Parallèlement à cette annonce, la ministre a également déclaré que les arrêtés concernant l'autorisation des Test d'orientation rapide au dépistage (TROD) du VHC seront publiés prochainement. Egalement, l'expérimentation de salles de consommation supervisée commencera cette année à Paris et Strasbourg.

L'AFEF salue une «journée historique»

Enfin, les membres de la Societé française d'hépatologie (AFEF) se déclarent «heureux de ces propos» et salue une «journée historique» pour les patients et les hépatologues: «Il ne devrait plus y avoir d’obstacle au traitement des patients qui le souhaitent. (...) L’AFEF a proposé déjà depuis février 2016 des valeurs seuils de marqueurs non-invasifs pour initier ces traitements.
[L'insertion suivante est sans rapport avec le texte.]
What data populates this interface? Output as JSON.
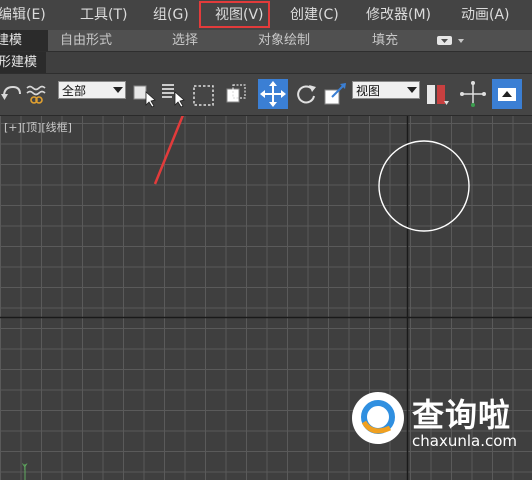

Les propos de Marisol Touraine confirment que les praticiens peuvent appliquer les valeurs seuils proposées par l’AFEF pour initier un traitement dès cet été.»

Concernant une modification des réunions de concertation pluridisciplinaire (RCP), la ministre a demandé un rapport à l’Agence nationale de recherche sur le sida et les hépatites virales (ANRS) et au CNS. Selon l'AFEF, «il va être confiée au Professeur Daniel Dhumeaux. Ce rapport sera prêt pour septembre 2016 et vise à préciser les parcours de soins pour permettre l’accès universel au traitement (y compris aux patients qui ne sont pas encore dépistés).»
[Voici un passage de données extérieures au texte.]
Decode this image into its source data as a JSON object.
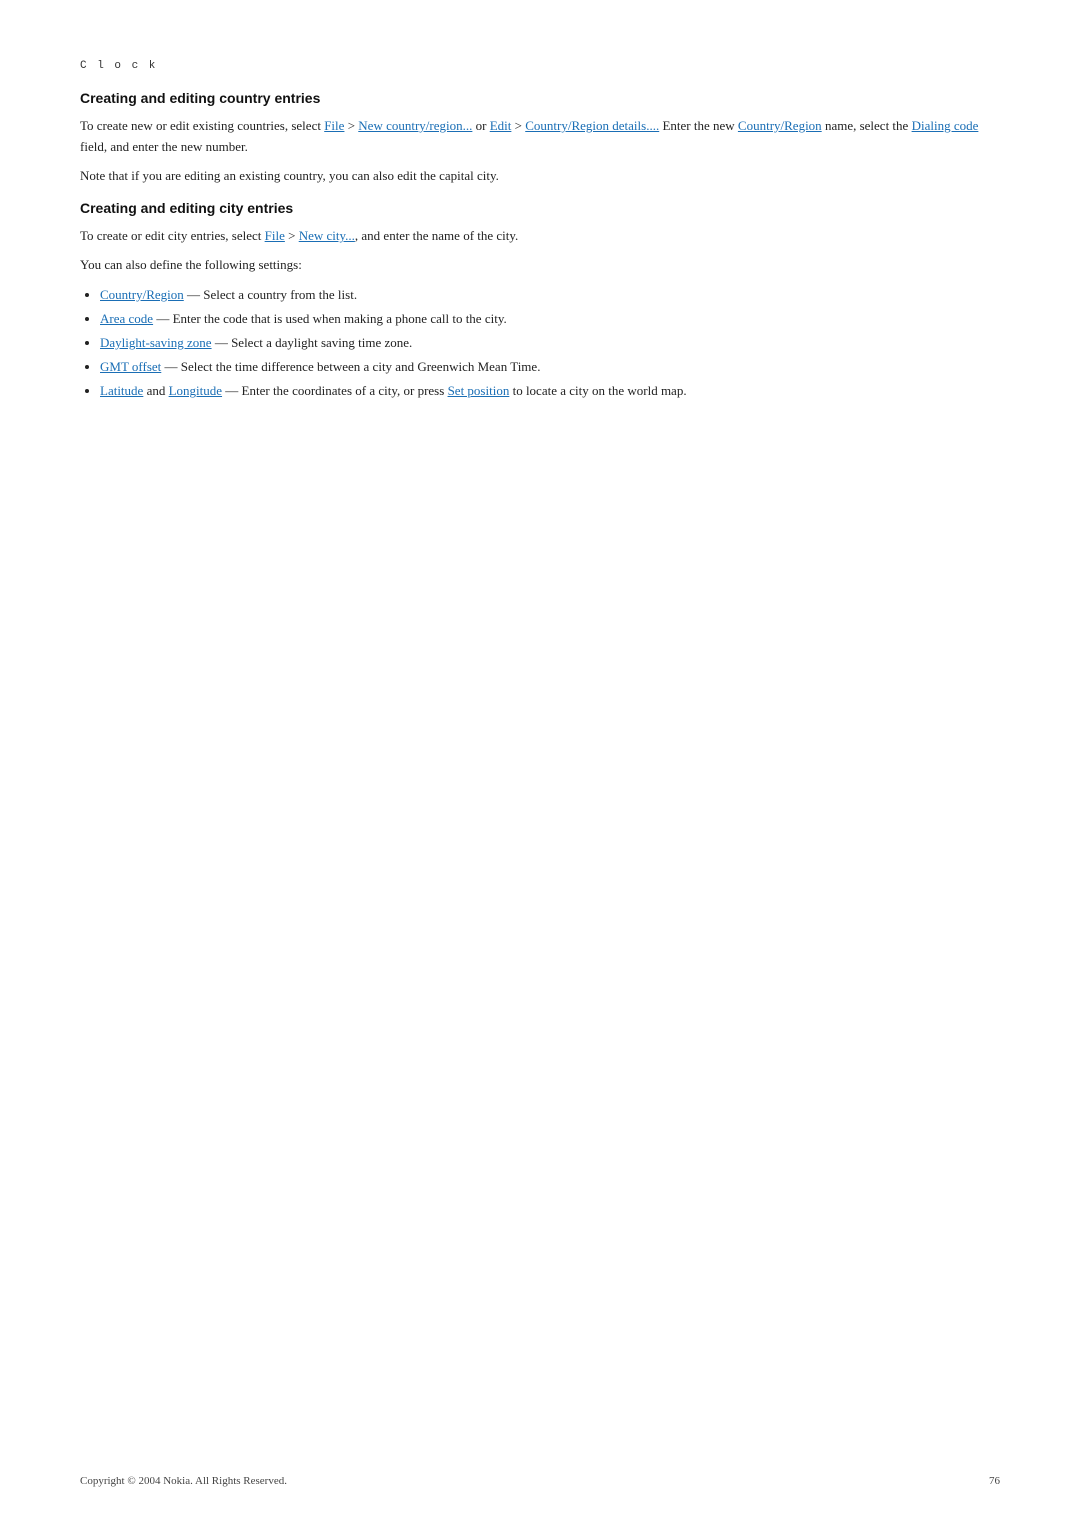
{
  "page": {
    "label": "C l o c k",
    "footer": {
      "copyright": "Copyright © 2004 Nokia. All Rights Reserved.",
      "page_number": "76"
    }
  },
  "section1": {
    "heading": "Creating and editing country entries",
    "para1_prefix": "To create new or edit existing countries, select ",
    "file_link": "File",
    "arrow1": " > ",
    "new_country_link": "New country/region...",
    "or_text": " or ",
    "edit_link": "Edit",
    "arrow2": " > ",
    "country_region_details_link": "Country/Region details....",
    "para1_suffix": " Enter the new ",
    "country_region_link2": "Country/Region",
    "para1_suffix2": " name, select the ",
    "dialing_code_link": "Dialing code",
    "para1_suffix3": " field, and enter the new number.",
    "para2": "Note that if you are editing an existing country, you can also edit the capital city."
  },
  "section2": {
    "heading": "Creating and editing city entries",
    "para1_prefix": "To create or edit city entries, select ",
    "file_link": "File",
    "arrow1": " > ",
    "new_city_link": "New city...",
    "para1_suffix": ", and enter the name of the city.",
    "para2": "You can also define the following settings:",
    "bullets": [
      {
        "link_text": "Country/Region",
        "desc": " — Select a country from the list."
      },
      {
        "link_text": "Area code",
        "desc": " — Enter the code that is used when making a phone call to the city."
      },
      {
        "link_text": "Daylight-saving zone",
        "desc": "  — Select a daylight saving time zone."
      },
      {
        "link_text": "GMT offset",
        "desc": " — Select the time difference between a city and Greenwich Mean Time."
      },
      {
        "link_text1": "Latitude",
        "and_text": " and ",
        "link_text2": "Longitude",
        "desc_prefix": " — Enter the coordinates of a city, or press ",
        "set_position_link": "Set position",
        "desc_suffix": " to locate a city on the world map."
      }
    ]
  }
}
L'AFEF se félicite de cette évolution des RCP , qui «ne seront plus des contrôles des indications de traitement mais une aide aux personnes prenant en charge le patient pour lui permettre une prise en charge adaptée et optimale : proposition d’un schéma thérapeutique, éclairage sur de potentielles interactions médicamenteuses, mise en place d’un soutien social, d’un suivi addictologique etc…»

La Ministre a en effet déclaré que «quelle que soit l’évolution des modes de prescription, je veux rappeler que les RCP répondent à des préoccupations de santé et ne sauraient en aucun cas être un lieu de contrôle administratif des prescriptions. Je le rappellerai aux établissements de santé.»